- Developers: Didier Guillion, Olivier Guillion
- Publishers: Loriciel, Myriad Online
- Composer: Gilles Soulet
- Platforms: Amstrad CPC, Atari ST, DOS, Thomson, Classic Mac OS, Windows, macOS
- Release: 1986
- Genres: Adventure, survival, RPG, fighting
- Mode: Single-player

= Sapiens (video game) =

1986 video game

Sapiens is an action-adventure and text-based game set in an open world environment and played alternatively in flip-screen and first-person perspective. One of the earliest representatives of the survival game genre, it is set in a fictionalisation of Prehistory. Developed by Didier Guillion and Olivier Guillion, it was published by Loriciel in 1986 on Thomson MO5, ported to Amstrad CPC (1986), Atari ST (1987), and DOS (1987).
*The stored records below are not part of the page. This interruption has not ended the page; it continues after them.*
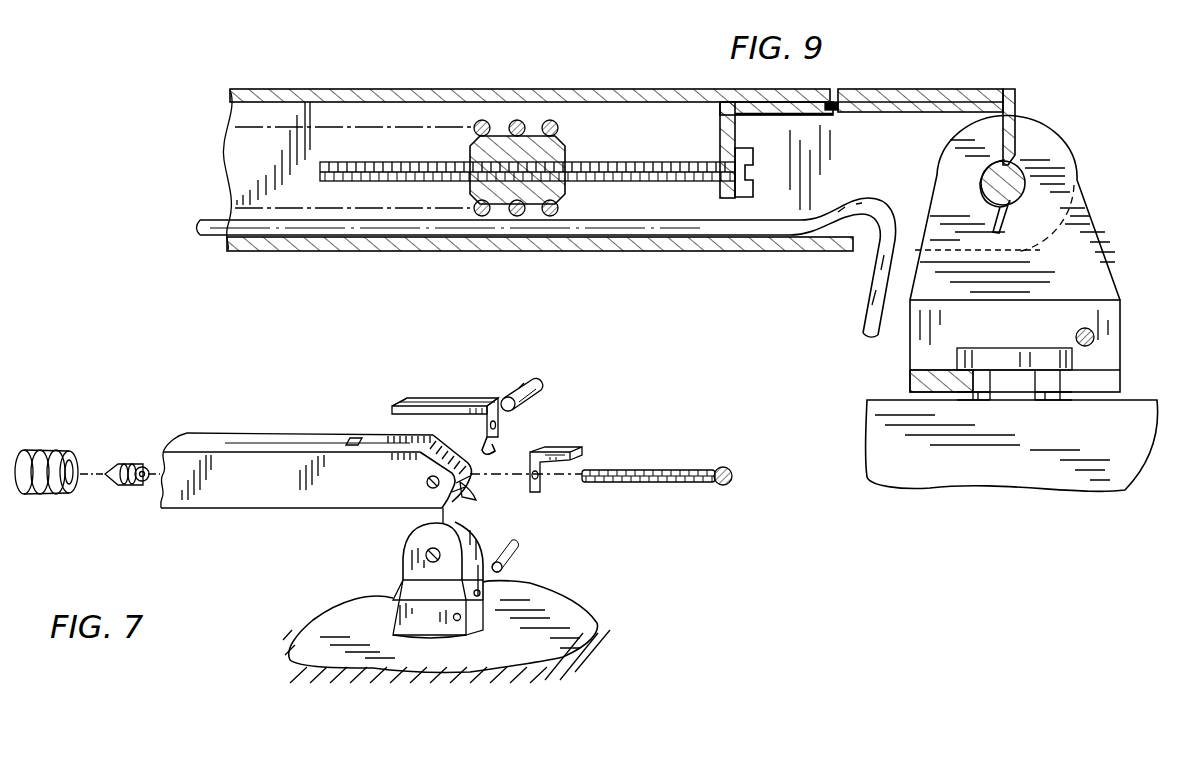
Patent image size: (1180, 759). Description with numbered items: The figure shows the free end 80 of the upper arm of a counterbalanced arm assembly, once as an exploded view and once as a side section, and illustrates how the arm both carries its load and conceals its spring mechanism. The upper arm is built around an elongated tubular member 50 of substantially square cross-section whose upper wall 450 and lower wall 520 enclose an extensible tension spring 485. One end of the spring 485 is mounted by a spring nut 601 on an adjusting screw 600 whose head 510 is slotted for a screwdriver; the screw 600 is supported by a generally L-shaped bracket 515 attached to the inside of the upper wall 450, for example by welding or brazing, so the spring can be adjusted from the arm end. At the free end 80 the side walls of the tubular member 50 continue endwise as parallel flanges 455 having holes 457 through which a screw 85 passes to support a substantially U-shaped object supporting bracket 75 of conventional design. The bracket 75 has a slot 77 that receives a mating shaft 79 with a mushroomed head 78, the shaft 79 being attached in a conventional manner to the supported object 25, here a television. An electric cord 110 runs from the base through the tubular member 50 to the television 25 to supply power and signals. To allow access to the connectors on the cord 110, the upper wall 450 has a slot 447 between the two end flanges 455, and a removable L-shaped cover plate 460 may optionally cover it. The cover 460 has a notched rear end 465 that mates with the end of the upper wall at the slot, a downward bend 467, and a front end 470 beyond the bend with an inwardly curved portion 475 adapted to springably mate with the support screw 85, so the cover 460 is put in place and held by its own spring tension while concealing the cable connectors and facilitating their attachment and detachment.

In FIG. 9, the object 25 is at (1083, 467).
In FIG. 7, the object 25 is at (563, 603).
In FIG. 7, the tubular member 50 is at (213, 432).
In FIG. 9, the object supporting bracket 75 is at (1108, 266).
In FIG. 7, the object supporting bracket 75 is at (468, 540).
In FIG. 9, the slot 77 is at (978, 403).
In FIG. 7, the slot 77 is at (478, 624).
In FIG. 9, the mushroomed head 78 is at (1032, 357).
In FIG. 9, the shaft 79 is at (990, 370).
In FIG. 7, the free end 80 is at (472, 475).
In FIG. 9, the screw 85 is at (1020, 168).
In FIG. 7, the screw 85 is at (520, 384).
In FIG. 9, the electric cord 110 is at (770, 240).
In FIG. 7, the slot 447 is at (370, 440).
In FIG. 9, the upper wall 450 is at (355, 88).
In FIG. 7, the upper wall 450 is at (277, 424).
In FIG. 7, the parallel flanges 455 is at (458, 500).
In FIG. 7, the holes 457 is at (428, 487).
In FIG. 9, the L-shaped cover plate 460 is at (1007, 103).
In FIG. 7, the L-shaped cover plate 460 is at (480, 403).
In FIG. 9, the notched rear end 465 is at (838, 108).
In FIG. 7, the notched rear end 465 is at (403, 408).
In FIG. 7, the downward bend 467 is at (498, 422).
In FIG. 9, the front end 470 is at (1015, 150).
In FIG. 7, the front end 470 is at (513, 413).
In FIG. 9, the inwardly curved portion 475 is at (982, 171).
In FIG. 7, the inwardly curved portion 475 is at (490, 450).
In FIG. 9, the extensible tension spring 485 is at (478, 120).
In FIG. 7, the extensible tension spring 485 is at (68, 438).
In FIG. 9, the head 510 is at (750, 160).
In FIG. 7, the head 510 is at (748, 450).
In FIG. 9, the L-shaped bracket 515 is at (723, 130).
In FIG. 7, the L-shaped bracket 515 is at (560, 449).
In FIG. 9, the lower wall 520 is at (368, 251).
In FIG. 7, the lower wall 520 is at (229, 509).
In FIG. 9, the adjusting screw 600 is at (621, 166).
In FIG. 7, the adjusting screw 600 is at (669, 470).
In FIG. 9, the spring nut 601 is at (538, 135).
In FIG. 7, the spring nut 601 is at (143, 446).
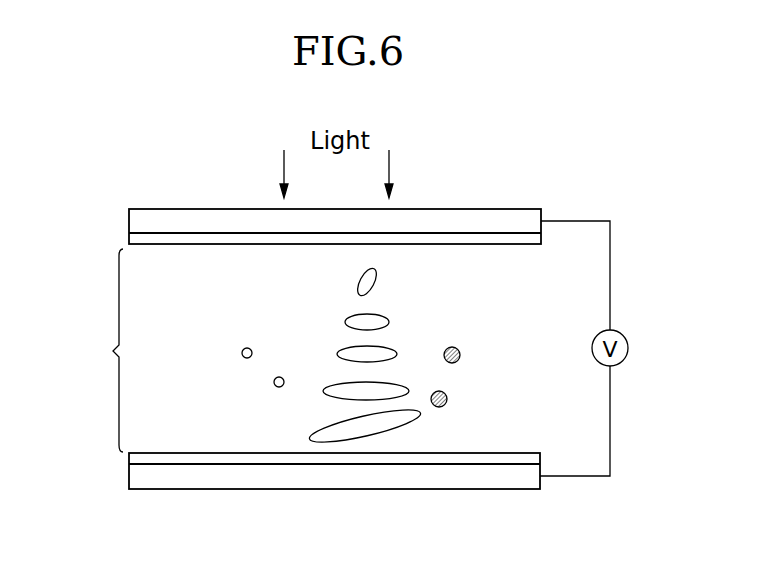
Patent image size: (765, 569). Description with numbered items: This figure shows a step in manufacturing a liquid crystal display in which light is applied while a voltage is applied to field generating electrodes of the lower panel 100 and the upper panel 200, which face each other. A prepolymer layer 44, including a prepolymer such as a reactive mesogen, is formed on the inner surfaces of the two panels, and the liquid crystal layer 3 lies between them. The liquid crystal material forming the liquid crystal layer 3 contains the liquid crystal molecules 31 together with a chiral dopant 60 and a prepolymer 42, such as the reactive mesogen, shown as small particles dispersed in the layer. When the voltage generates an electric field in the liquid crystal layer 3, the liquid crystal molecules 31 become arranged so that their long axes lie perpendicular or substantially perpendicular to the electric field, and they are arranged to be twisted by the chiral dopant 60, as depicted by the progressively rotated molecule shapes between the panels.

The upper panel 200 is at (140, 218).
The lower panel 100 is at (142, 477).
The prepolymer layer 44 is at (140, 238).
The liquid crystal layer 3 is at (109, 350).
The liquid crystal molecules 31 is at (378, 277).
The chiral dopant 60 is at (241, 352).
The prepolymer 42 is at (461, 354).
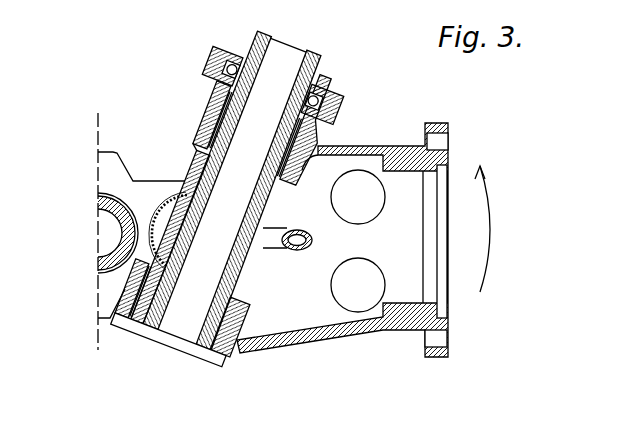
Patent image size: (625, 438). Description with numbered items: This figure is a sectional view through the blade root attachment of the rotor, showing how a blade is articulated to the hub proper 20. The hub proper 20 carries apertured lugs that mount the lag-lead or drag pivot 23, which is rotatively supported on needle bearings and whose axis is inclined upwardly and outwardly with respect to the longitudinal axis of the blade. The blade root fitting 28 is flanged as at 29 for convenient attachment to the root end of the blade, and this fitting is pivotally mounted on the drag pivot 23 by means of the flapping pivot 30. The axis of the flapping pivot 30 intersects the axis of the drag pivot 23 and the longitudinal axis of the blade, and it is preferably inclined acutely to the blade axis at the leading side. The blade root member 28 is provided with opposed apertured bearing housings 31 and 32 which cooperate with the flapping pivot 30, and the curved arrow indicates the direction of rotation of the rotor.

The hub proper 20 is at (108, 275).
The lag-lead or drag pivot 23 is at (200, 165).
The blade root fitting 28 is at (300, 340).
The flange 29 is at (436, 124).
The flapping pivot 30 is at (258, 211).
The bearing housing 31 is at (209, 108).
The bearing housing 32 is at (233, 350).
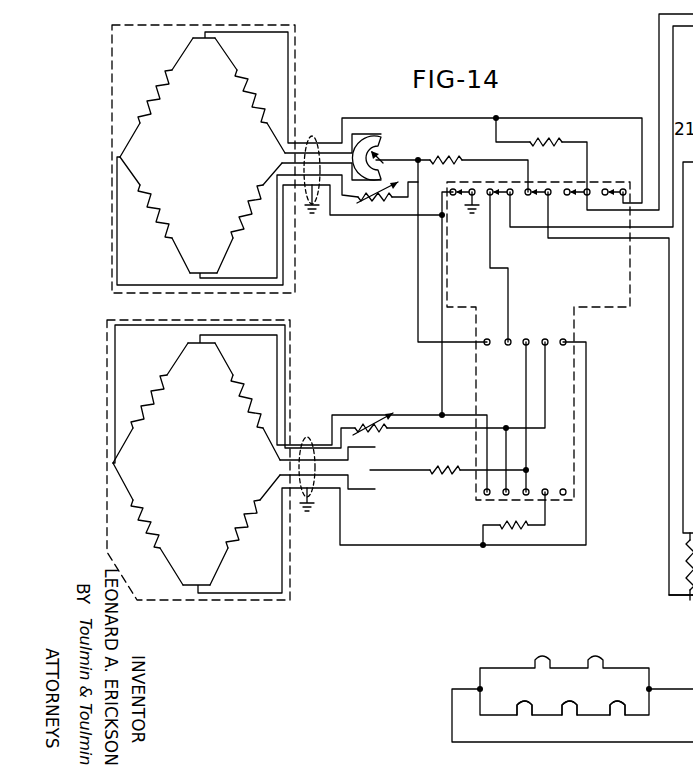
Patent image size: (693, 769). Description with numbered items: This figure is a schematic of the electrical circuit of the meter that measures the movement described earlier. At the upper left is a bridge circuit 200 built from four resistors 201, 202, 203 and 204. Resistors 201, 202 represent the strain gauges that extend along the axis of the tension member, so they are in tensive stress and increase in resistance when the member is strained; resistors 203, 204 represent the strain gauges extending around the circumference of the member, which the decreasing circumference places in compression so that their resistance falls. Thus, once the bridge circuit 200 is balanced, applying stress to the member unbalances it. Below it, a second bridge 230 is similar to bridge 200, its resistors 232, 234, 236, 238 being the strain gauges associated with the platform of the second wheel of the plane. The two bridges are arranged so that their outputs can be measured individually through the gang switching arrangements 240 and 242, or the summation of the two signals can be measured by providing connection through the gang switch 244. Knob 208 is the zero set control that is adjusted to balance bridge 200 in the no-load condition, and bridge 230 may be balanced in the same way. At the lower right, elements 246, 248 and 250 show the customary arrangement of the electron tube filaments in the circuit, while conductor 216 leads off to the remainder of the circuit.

The bridge circuit 200 is at (310, 60).
The resistor 201 is at (152, 110).
The resistor 202 is at (248, 208).
The resistor 203 is at (158, 212).
The resistor 204 is at (252, 100).
The knob 208 is at (389, 132).
The gang switching arrangement 240 is at (608, 188).
The gang switch 244 is at (566, 340).
The gang switching arrangement 242 is at (568, 496).
The bridge 230 is at (98, 506).
The resistor 232 is at (150, 408).
The resistor 234 is at (250, 522).
The resistor 236 is at (166, 512).
The resistor 238 is at (246, 405).
The electron tube filament 250 is at (597, 659).
The electron tube filament 246 is at (570, 710).
The electron tube filament 248 is at (617, 708).
The conductor 216 is at (690, 606).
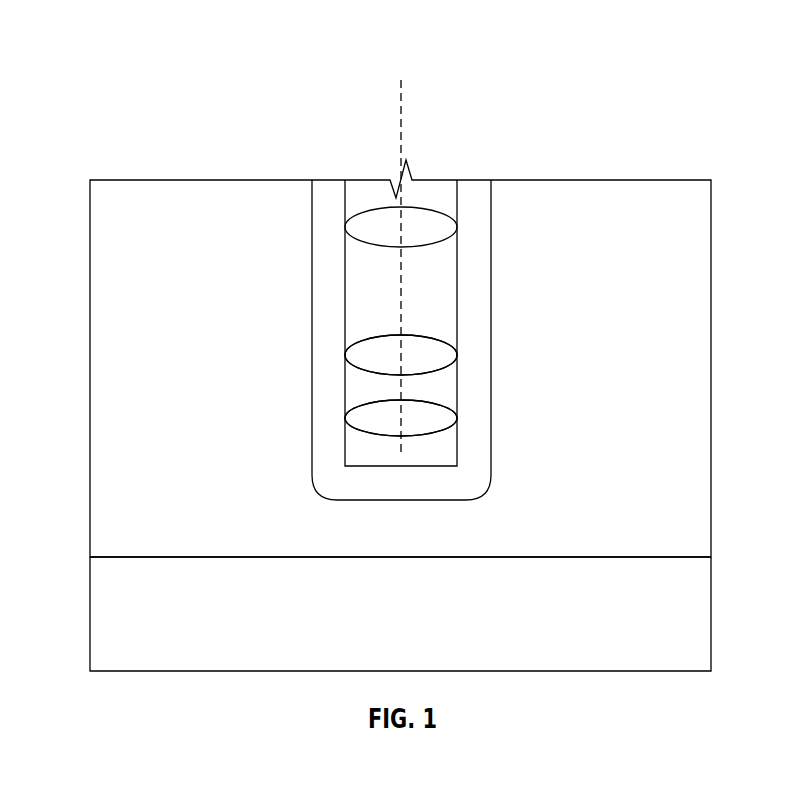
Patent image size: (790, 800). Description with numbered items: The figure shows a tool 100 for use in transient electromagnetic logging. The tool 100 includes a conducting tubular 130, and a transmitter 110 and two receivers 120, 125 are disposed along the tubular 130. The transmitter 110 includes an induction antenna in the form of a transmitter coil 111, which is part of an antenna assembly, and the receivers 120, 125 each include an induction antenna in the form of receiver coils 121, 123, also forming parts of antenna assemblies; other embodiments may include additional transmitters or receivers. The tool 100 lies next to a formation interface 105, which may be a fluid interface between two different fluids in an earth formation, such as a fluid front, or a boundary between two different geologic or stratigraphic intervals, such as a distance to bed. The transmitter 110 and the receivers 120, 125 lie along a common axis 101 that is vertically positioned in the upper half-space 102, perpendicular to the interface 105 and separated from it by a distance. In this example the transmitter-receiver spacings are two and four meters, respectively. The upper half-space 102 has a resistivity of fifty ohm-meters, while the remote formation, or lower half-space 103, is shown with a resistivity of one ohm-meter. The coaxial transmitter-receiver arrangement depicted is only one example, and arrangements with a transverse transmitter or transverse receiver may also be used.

Myriad Online, the company created by the Guillion brothers, published a Mac OS and Microsoft Windows port in 1996, recompiled in 2017.

== Synopsis ==
The game is set in 100,000 BC during the end of the Paleolithic period in Europe. It takes place in a procedurally generated open world filled with different types of flora and fauna such as savannas and tundras. Players customize a Neanderthal avatar by naming it, assigning it a gender, choosing its hairstyle and dresscode. The RPG aspect also entails customizing five parameters at game start (agility, strength, charisma, vitality, resistance), while gender defines different aptitudes. By default, the player incarnates Torgan, a hunter-gatherer warrior from the tribe of the Light-Footed. The game plot, influenced by J.-H. Rosny aîné's writings as well as The Quest for Fire, features several missions and reaches a climax when the player takes the lead of its tribe. The player hunts in unknown territories and faces neighbouring hostile tribes, hunts down cave bears and wolves, collects water from streams and healing plants.

== Gameplay ==
As the game starts, Hognor, the tribe leader orders the player to gather food to feed the tribe. If they fail displaying due respect and accepting the task, the player will undergo a bastinado. Once set on their quest, the player alternates between the side-view to explore, forage, hunt and meet other characters, and the landscape view, first-person perspective, progressing through a wide scenery in order to reach the different goals set by the tribe leader. The player can take Non-player characters allies on his quest, as well as tame wild animals which serve as companions for the player and can assist them in combating enemies. Non-player characters will also task the player to rescue tribe-mates and perform other tasks which improve the village, as well as provide free crafting materials. The game also features a dynamic weather system and day-night cycle. When flint is present in the inventory, the player is also given the opportunity to craft flint tools through a dedicated submenu. Since the task is made hard by design, it is also possible to skip it altogether and retrieve handaxes or spears from fallen opponents. After fighting, the player must use natural remedies, ointments and plants to heal. When hungry, they must eat proteinic food in order to avoid starvation; when tired, they must sleep, and when they wake up, they will be thirsty, and hence must reach a water stream to quench their thrist and they can fill their wineskins if available in their inventory.

== Reception ==
Sapiens received immediate critical and popular success. Although information about the foreign sales is scarce, after being translated in English, the game was exported to the USA. The Atari ST version of Sapiens received the Tilt d'or / « Most original software » award from Canal+ in 1987.

The Games Machine felt that the plot and implementation were "quite original" and that the graphics were "very effective and polished" and that the game was "quite easy to get into".

Computer and Video Games could not tell how to solve problems or find a winning strategy, and that the game play "did not make itself apparent", and found that actions taken by the player have "no immediately effect on progress".